In all of Shakespeare’s plays, with the exception of ‘The Comedy of Errors’, some form of vocal or instrumental music is required. The music is always relevant and vital to the action or the plot. Shakespeare was not the first to use music in drama; he was in fact continuing a long theatrical tradition, yet he was particularly inventive and imaginative and used a wider variety of musical forms than any of his predecessors. Because the use of scenery and lighting effects was limited, the language and music in the drama had to convey as much as possible.
The music in Shakespeare’s plays always reinforces or enhances the dramatic aims by:
- advancing the plot or making a comment on it
- intensifying the emotional appeal of a scene
- giving listeners a respite from the spoken word
- creating or changing the mood, tone or atmosphere
- expressing a character’s personality, emotions or state of mind
- facilitating or heightening the effect of a character’s entrance or exit
- rounding off the story with a song and /or dance
He uses more music in his comedies and romances than in his tragedies and histories, however in 32 of his 37 plays, there are direct references to music in the text and there are over 300 stage directions relating to music in his plays as a whole. In addition to royal fanfares, alarums, drums and flourishes there is music for dances, festive occasions, courtly masques and funerals. Clowns, peddlers and spirits sing and there are songs for love serenades, spells, lullabies, drinking and entertainment. He also uses songs for healing and to express madness.

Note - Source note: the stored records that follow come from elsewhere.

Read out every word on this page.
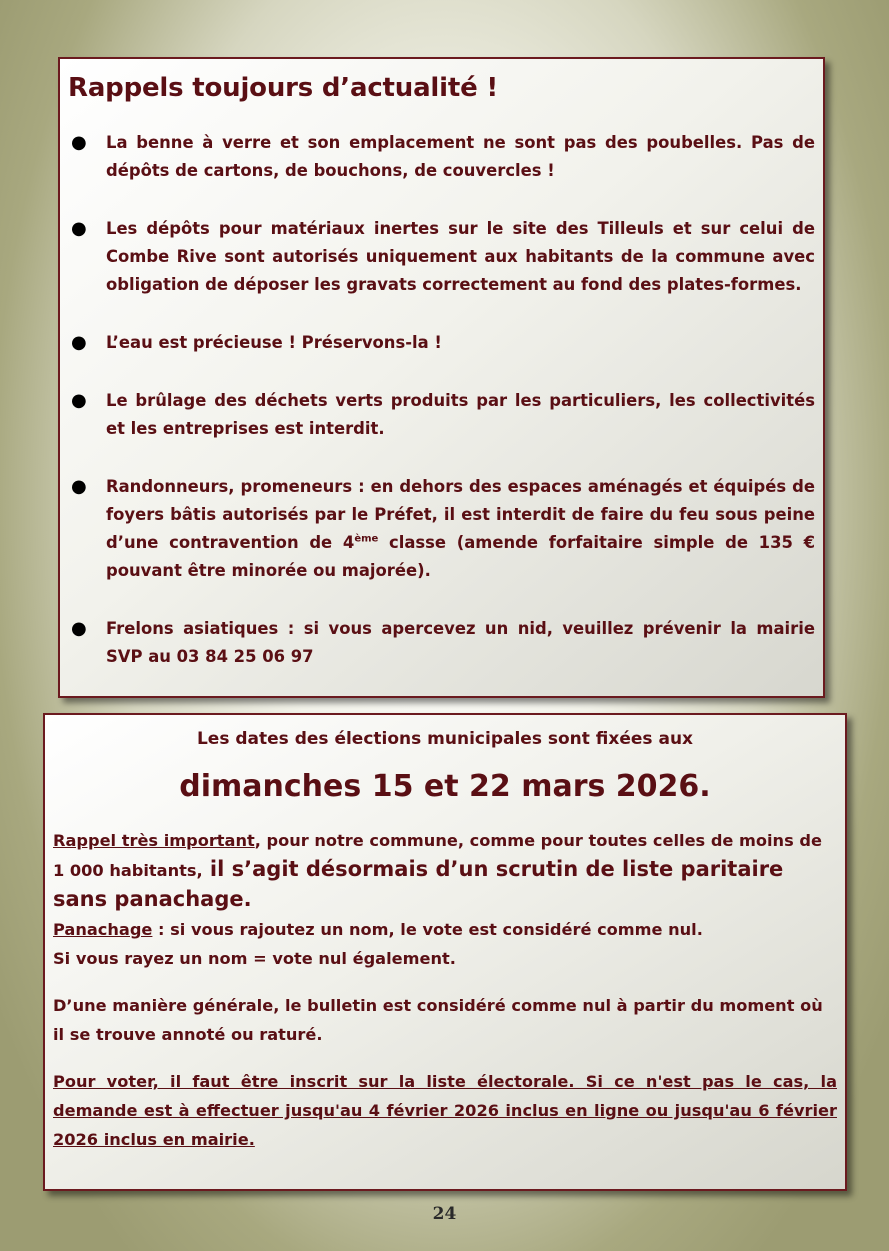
Rappels toujours d’actualité !
● La benne à verre et son emplacement ne sont pas des poubelles. Pas de dépôts de cartons, de bouchons, de couvercles !
● Les dépôts pour matériaux inertes sur le site des Tilleuls et sur celui de Combe Rive sont autorisés uniquement aux habitants de la commune avec obligation de déposer les gravats correctement au fond des plates-formes.
● L’eau est précieuse ! Préservons-la !
● Le brûlage des déchets verts produits par les particuliers, les collectivités et les entreprises est interdit.
● Randonneurs, promeneurs : en dehors des espaces aménagés et équipés de foyers bâtis autorisés par le Préfet, il est interdit de faire du feu sous peine d’une contravention de 4ème classe (amende forfaitaire simple de 135 € pouvant être minorée ou majorée).
● Frelons asiatiques : si vous apercevez un nid, veuillez prévenir la mairie SVP au 03 84 25 06 97

Les dates des élections municipales sont fixées aux

dimanches 15 et 22 mars 2026.

Rappel très important, pour notre commune, comme pour toutes celles de moins de 1 000 habitants, il s’agit désormais d’un scrutin de liste paritaire sans panachage.

Panachage : si vous rajoutez un nom, le vote est considéré comme nul.

Si vous rayez un nom = vote nul également.

D’une manière générale, le bulletin est considéré comme nul à partir du moment où il se trouve annoté ou raturé.

Pour voter, il faut être inscrit sur la liste électorale. Si ce n'est pas le cas, la demande est à effectuer jusqu'au 4 février 2026 inclus en ligne ou jusqu'au 6 février 2026 inclus en mairie.

24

The sound-scape of Stratford and London is less obvious in performances of his plays today than it would have been to Shakespeare’s audiences. The wooden ‘O’ of The Globe theatre had a particular acoustic, which Shakespeare would have exploited and the plays were performed in the afternoon, the commencement announced by brass flourishes. There would also have been the sound of bells and bell-ringing from the churches and the noise of the dogs in the bear pits at Southwark. Shakespeare may well have used these as offstage noise: e.g. the bells and barking described in Ariel’s songs in The Tempest. In Stratford he would have heard birdsong and the noise from shops and small industry, mixed with the talking and singing of the workers and people in the street. We find this reflected in the plays with rural settings and the songs of rustic characters.
In his historical plays, most of the music is limited to flourishes, alarums, drums, fifes, tuckets and sennets. These are particularly associated with the military and the monarchy. There is also music for dances and pageantry and to underline rhetoric in speeches and narration. Shakespeare understood the importance of music and pageantry in both his histories and tragedies. The Elizabethan audiences loved drama and expected the stage to imitate and heighten the drama of their everyday life. The spectacular processions, coronations and ceremonies were a part of individual and collective life in London and playwrights reproduced these experiences on the stage by using music and musical effects. The trumpet flourishes and music used to open and to end scenes, were a particular hallmark of Shakespeare’s historical plays, yet editors have removed many of them, finding them excessive for modern audiences.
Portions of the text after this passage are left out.